Raffaele VitaleDe particular importância, no caso, foi o longo período de govêrno (1741-1773) do Grão-Mestre português Manuel Pinto de Fonseca, uma fase de grande prosperidade da ilha. Nessa época, o Teatro Manoel esteve sob a direção do mestre de capela napolitano Vincenzo Ansossi, autor da música de uma "festa teatrale per musica" de título "Ulisse in Feacia", cujo libreto é conservado na Biblioteca Nacional de Malta sob o N° 47110. Essa obra, que indica a força da tradição napolitana de oratórios, dramas e comédias de cunho alegórico, cujo principal representante tinha sido Francesco Mancini (1672-1732), foi composta para ser representada em Valleta no dia 18 de janeiro de 1768 por ocasião da solenidade dos 27 anos de grão-mestrado de Fr. D. Manuel Pinto de Fonseca, príncipe de Malta, de Gozo e senhor do domínio de Trípolis. Malta, foi, de acordo com a tradição, a ilha visitada por Ulisses e Gozo "o umbigo do mundo" de Homero, onde a ninfa Calipso prendeu o herói da Odisséia durante sete anos. Segundo a lenda, Ulisses foi o fundador de Lisboa (Ulissipone).

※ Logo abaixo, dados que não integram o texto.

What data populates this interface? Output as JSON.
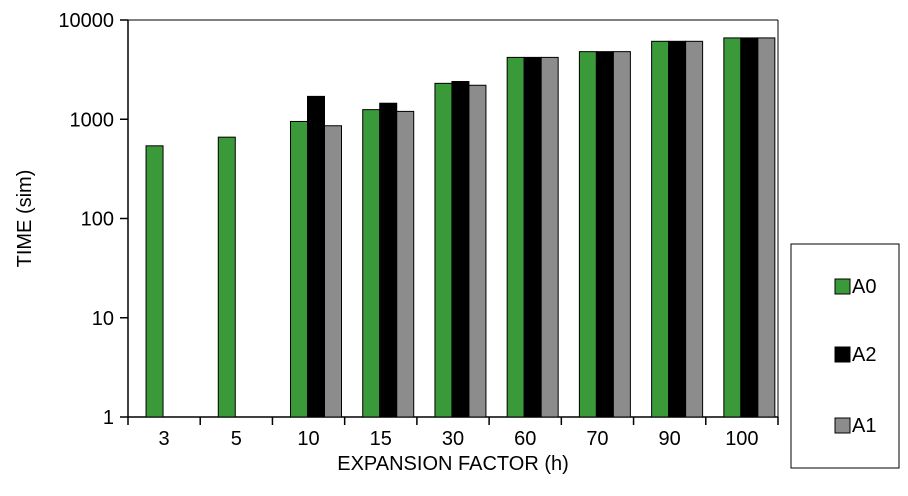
{
  "chart_data": {
    "type": "bar",
    "xlabel": "EXPANSION FACTOR (h)",
    "ylabel": "TIME (sim)",
    "yscale": "log",
    "ylim": [
      1,
      10000
    ],
    "yticks": [
      "1",
      "10",
      "100",
      "1000",
      "10000"
    ],
    "grid": false,
    "legend_position": "right",
    "categories": [
      "3",
      "5",
      "10",
      "15",
      "30",
      "60",
      "70",
      "90",
      "100"
    ],
    "series": [
      {
        "name": "A0",
        "color": "#3a9a3a",
        "values": [
          540,
          660,
          950,
          1250,
          2300,
          4200,
          4800,
          6100,
          6600
        ]
      },
      {
        "name": "A2",
        "color": "#000000",
        "values": [
          null,
          null,
          1700,
          1450,
          2400,
          4200,
          4800,
          6100,
          6600
        ]
      },
      {
        "name": "A1",
        "color": "#8c8c8c",
        "values": [
          null,
          null,
          860,
          1200,
          2200,
          4200,
          4800,
          6100,
          6600
        ]
      }
    ]
  }
}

Principalmente pós a capitulação da Ordem dos Joanitas perante as forças de Napoleão a caminho do Egito passou Malta à esfera de influência cultural francesa, o que marcou profundamente a história local da música nas camadas mais altas da sociedade no século XIX. Permanecendo apenas dois anos sob o poder político dos franceses, Malta já pertencia em 1800 aos inglêses, o que foi confirmado por tratado em 1814, tornando-se importante porto da armada, praça de mercado e centro cultural cosmopolita.

Assim como a ópera, a música sacra de Malta do século XIX permaneceu sob a dominante influência italiana, fortalecida por uma densa rêde de contactos pessoais de músicos e cantores malteses com os grandes centros da Itália, em particular com Nápoles. O próprio ensino musical em Malta baseava-se em tratados italianos e os mestres de música assimilavam técnica de composição através de compêndios práticos, tais como, por exemplo, o "Partimento Ristretto" de Raffaele Vitale, que iniciava com a frase "La musica altro non è che un accordo di 3a e 5a."